To these prisoners, shut away from men, the movement of that world was unknown. They only knew that something was surging all round the thick, obliterating, impenetrable walls of their Tower.[[32]] On the day when the populace conquered the Girondins, all they knew was that they were not allowed even upon the roof, from which, upon most days for some hour or so, they might take the air and look down upon the slates of revolutionary Paris far below; and during June when the new power of the Committee and of martial law, of the Terror, of the determination of the Revolution, of the city, was fixing itself firmly in the saddle, they knew nothing of what was passing, save perhaps from a growing insolence in their guards.
[32]. The walls, to be accurate, were nine feet thick, and the windows were like tunnels.

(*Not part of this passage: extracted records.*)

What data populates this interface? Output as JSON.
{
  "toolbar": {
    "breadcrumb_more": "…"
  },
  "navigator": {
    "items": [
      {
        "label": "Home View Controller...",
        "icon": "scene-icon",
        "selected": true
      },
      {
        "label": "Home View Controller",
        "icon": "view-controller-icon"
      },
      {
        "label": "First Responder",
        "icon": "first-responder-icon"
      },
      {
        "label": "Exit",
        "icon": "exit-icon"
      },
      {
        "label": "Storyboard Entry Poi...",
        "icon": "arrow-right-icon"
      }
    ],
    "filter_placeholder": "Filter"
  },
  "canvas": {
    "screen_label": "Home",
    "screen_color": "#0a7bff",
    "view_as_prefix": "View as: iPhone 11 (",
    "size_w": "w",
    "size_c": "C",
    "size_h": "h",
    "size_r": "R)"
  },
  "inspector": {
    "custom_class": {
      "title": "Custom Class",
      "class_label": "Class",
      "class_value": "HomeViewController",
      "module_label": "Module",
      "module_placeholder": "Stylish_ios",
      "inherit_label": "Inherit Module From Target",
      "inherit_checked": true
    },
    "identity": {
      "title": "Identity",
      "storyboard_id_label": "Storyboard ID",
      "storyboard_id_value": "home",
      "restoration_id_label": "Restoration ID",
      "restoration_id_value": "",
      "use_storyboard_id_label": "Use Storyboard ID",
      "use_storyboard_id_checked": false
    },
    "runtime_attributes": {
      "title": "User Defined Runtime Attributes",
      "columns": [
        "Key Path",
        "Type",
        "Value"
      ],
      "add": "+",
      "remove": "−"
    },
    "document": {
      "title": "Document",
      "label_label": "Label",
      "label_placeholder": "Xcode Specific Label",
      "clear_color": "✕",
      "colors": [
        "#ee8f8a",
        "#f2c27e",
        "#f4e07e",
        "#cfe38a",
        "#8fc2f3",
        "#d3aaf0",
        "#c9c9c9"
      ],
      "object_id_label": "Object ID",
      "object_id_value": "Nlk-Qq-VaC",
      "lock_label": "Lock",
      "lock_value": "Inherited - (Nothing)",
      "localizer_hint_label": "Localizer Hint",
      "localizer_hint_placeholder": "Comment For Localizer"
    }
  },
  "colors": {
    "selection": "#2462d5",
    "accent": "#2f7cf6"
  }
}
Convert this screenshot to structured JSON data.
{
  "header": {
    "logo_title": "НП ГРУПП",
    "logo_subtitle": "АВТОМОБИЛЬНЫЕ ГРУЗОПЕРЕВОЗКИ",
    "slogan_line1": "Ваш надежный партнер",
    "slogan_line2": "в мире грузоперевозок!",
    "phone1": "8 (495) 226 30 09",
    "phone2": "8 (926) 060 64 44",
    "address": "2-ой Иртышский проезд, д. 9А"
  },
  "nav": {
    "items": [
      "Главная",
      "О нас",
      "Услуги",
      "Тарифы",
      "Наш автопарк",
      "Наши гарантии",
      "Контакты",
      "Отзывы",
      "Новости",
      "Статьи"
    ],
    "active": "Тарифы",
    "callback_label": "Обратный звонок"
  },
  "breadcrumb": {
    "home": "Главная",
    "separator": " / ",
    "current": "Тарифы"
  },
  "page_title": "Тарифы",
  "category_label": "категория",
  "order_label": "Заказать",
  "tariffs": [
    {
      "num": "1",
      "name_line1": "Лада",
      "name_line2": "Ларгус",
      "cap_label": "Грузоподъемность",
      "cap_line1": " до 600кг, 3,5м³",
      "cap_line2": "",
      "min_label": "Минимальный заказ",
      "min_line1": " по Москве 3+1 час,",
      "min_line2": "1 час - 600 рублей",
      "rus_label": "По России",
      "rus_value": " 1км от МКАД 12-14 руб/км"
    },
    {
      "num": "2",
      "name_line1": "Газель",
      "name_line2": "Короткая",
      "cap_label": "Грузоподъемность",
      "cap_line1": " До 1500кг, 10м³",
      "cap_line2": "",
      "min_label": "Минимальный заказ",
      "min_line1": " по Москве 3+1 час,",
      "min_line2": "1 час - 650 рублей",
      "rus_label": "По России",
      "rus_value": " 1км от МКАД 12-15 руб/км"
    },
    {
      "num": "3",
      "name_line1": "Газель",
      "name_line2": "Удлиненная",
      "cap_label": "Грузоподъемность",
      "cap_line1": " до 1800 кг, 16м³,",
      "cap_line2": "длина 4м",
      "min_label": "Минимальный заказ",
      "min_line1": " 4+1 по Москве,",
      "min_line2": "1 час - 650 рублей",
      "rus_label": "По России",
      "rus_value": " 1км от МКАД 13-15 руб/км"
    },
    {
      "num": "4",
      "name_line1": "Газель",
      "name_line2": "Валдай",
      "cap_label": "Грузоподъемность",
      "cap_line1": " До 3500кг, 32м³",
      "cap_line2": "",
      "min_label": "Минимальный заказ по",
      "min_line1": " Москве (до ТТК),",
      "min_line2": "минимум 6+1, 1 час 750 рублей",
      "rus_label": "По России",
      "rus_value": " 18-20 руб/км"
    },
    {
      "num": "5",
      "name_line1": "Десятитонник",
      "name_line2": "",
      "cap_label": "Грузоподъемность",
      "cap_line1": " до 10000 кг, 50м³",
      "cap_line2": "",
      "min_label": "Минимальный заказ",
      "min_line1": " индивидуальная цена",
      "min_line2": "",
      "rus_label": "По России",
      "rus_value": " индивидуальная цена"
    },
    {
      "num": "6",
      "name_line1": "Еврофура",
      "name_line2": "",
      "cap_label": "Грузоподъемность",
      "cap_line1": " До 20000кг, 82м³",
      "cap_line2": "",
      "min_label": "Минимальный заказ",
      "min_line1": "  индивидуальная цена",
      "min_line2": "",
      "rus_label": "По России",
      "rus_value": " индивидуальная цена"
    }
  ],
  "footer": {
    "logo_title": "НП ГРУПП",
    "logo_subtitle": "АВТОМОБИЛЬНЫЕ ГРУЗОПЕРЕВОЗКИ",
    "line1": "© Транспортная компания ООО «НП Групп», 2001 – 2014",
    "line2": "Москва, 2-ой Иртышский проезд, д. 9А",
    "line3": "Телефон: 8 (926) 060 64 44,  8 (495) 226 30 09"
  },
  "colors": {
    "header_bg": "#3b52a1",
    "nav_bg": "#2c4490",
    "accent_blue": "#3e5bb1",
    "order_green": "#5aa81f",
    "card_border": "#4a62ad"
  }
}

In that same month yet another plot for their escape failed. It depended upon two men; the one a certain Batz, on whom our information is most confused and our evidence most doubtful, as indeed his own character and his own memories were doubtful and confused (he was a sort of enthusiast who had already attempted many impossible things); the other, a character quite clearly comprehended, one Michonis. Batz was a kind of baron; Michonis was, like Toulan and Lepitre, of the Municipality and had regular authority. He will be seen again in the last plot to save the Queen. Of whatever nature was this uncertain attempt, it also failed. Shortly after the woman Tison diversified their lives by going mad with great suddenness and suffering a fit. She was removed; and the incident is only of note because certain pamphleteers have called it a judgment of God. Yet her wage was small.
Upon the day after that unusual accident, the growing suspicion of the popular party against what was left of Moderate administration in Government broke out in a furious denunciation of actual and supposed conspiracies. It was feared that the great mass of suspects now gathered into the prisons possessed some engine for revolt. An extreme policy in diplomacy and in arms, as in internal government, finally prevailed, and with the 1st of July this ardent severity took the form of a decree, passed in the now enfeebled and captured Parliament, that the Dauphin—the greatest asset of all—should be separated from his mother and put, though in the same building, under a different guard.
It is not to be imagined that so large a transformation of policy between the execution of the King and the decree for the separation of the Dauphin had, in any part of it, a mainspring other than the war. I have said that the steps of the spring, the destruction of the Gironde by the Mountain, the capture by Paris of the Parliament were but the effects of the collapse of the Volunteer rush at Neerwinden, the treason of Dumouriez and the new—and necessary—martial law that henceforward bound the Republic. All the last rigours of the imprisonment depended upon the same catastrophe.
The enemy that had been checked at Valmy, and had been attacked in the winter but half-prepared, the enemy that had suffered the French gallop to overwhelm the Netherlands and to occupy Mayence—was returning. The Republicans were out of Belgium, the armies of the Kings were flooding back upon the Rhine. The Rhine and Alsace depended upon two things—Mayence, and, behind it, shielding Alsace, the lines of Weissembourg that stretched from the river to the mountains. Mayence was to fall, the lines of Weissembourg were to be pierced. As for the Belgic frontier, there a line of fortresses could check for a moment the advance of the Allies—for the French fortify: they are in this the heirs of Rome; and whenever they suffer defeat the theory of fortification is belittled; in the resurrections of their military power the spade goes forward, borne upon the shoulders of Gaul.
In this July of 1793 the Belgic frontier only perilously held. The sieges were at hand and the fall of the frontier strongholds was at hand. These once conquered, it was proposed by Austria, Prussia, and England to dismember the territory of the Republic. To all this I will return.
It was upon the 1st of July, with the enemy advancing, that it was proposed to take the Dauphin from the Queen.